• yunanlı üstad the angeleopulos'un yeni başyapıtı..
    -yarın ne kadar sürer alexander?
    -sonsuzluk ve bir gün kadar...
  • (bkz: theo angelopulos)
    filmdeki replik tam olarak şöyleydi
    -yarın ne kadar diye bir soru sormuştum anna hatırladın mı?
    -sonsuzluk ve birgün kadar...
    -duyamadım?
    -sonsuzluk ve bir gün kadar...
  • hiç olmazsa filmin müzikleri bi kez olsun dinlenmeli... (bkz: hastasiyim)

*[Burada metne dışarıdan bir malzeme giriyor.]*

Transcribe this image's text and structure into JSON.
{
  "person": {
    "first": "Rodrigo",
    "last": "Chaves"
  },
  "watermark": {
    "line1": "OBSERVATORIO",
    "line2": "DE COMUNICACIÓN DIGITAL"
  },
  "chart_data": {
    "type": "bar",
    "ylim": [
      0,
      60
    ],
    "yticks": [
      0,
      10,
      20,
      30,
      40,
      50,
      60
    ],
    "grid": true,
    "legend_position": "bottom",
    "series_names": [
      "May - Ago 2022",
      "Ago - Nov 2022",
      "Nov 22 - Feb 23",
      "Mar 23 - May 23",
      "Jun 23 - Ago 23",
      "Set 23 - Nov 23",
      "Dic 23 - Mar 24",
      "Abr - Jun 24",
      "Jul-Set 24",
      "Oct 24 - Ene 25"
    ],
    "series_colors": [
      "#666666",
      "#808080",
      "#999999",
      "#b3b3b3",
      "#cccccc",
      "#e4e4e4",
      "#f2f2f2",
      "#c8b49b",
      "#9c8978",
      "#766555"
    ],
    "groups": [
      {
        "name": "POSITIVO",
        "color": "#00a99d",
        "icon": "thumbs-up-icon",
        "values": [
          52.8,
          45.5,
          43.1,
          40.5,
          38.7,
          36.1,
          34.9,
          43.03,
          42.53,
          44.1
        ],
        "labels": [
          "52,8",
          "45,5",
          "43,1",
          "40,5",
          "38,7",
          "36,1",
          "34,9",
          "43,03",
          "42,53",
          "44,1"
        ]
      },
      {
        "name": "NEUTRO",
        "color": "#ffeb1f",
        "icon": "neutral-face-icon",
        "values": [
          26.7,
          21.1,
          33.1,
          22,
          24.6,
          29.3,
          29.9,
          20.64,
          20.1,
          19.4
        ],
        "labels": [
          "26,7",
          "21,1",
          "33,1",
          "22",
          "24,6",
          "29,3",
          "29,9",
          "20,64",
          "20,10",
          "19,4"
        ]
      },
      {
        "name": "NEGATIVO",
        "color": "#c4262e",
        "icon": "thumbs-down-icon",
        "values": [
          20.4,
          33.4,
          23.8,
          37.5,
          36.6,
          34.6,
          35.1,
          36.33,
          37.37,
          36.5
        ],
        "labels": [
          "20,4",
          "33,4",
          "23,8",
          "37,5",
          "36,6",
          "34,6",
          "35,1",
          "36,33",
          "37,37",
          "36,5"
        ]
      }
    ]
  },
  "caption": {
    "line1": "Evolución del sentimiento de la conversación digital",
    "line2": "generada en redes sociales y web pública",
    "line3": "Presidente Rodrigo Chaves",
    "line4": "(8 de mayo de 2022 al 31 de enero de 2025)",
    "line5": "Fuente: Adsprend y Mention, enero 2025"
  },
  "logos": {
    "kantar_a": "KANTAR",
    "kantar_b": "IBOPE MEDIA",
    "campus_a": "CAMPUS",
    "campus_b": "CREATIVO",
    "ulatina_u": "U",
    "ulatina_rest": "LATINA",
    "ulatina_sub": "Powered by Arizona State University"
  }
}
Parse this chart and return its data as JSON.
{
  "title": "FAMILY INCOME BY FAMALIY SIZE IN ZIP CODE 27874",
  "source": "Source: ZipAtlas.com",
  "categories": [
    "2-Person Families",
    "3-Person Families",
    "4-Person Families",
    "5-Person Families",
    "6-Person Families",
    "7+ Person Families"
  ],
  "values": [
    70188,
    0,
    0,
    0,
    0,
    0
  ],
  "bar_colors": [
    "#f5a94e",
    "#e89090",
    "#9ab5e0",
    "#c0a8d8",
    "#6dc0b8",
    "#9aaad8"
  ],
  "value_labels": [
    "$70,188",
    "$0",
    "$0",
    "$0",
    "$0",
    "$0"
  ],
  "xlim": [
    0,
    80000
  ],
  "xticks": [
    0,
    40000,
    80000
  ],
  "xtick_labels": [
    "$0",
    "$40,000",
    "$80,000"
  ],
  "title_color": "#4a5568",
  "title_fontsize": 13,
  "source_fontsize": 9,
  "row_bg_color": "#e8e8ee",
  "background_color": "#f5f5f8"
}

  • theo angelopulos'un 11. filmi. bir yolculuk filmi ulisin bakisinda tum balkanlari asan yonetmen a.'nın yerine bu kez ozan a. aliyor: alexander.
    ve ozan, konstantinos kavafis'in yarım kalmis ithaka'sını tamamlamaya calisiyor. yolculuk boyunca zaman kavrami yok oluyor ve;
    "yarin ne kadar sürer alexander ?" sorusunun cevabı
    "sozsuzluk ve bir gun" oluyor.
  • yorgos arvanitis in düşsel görüntüleri ve eleni karaindrou nun müziği ile de akılda kalan büyülü film. bu sefer bruno ganz yarım kalmış bir şiirin (bkz: solomos) peşine düşüyor, kendi yaşayamadığı zamanların geri dönüşlerinde.
    (bkz: eleni karaindrou)
  • ölmüs karisinin mektubunu okuken adamin disari ciktiginda flash back olmasi ve kadinin genc haline ragmen adamin hali degismiyor. yarim bir hayal sanki. verandaya cikis ani ve kadini orada disarida gorme ani cok etkileyiciydi.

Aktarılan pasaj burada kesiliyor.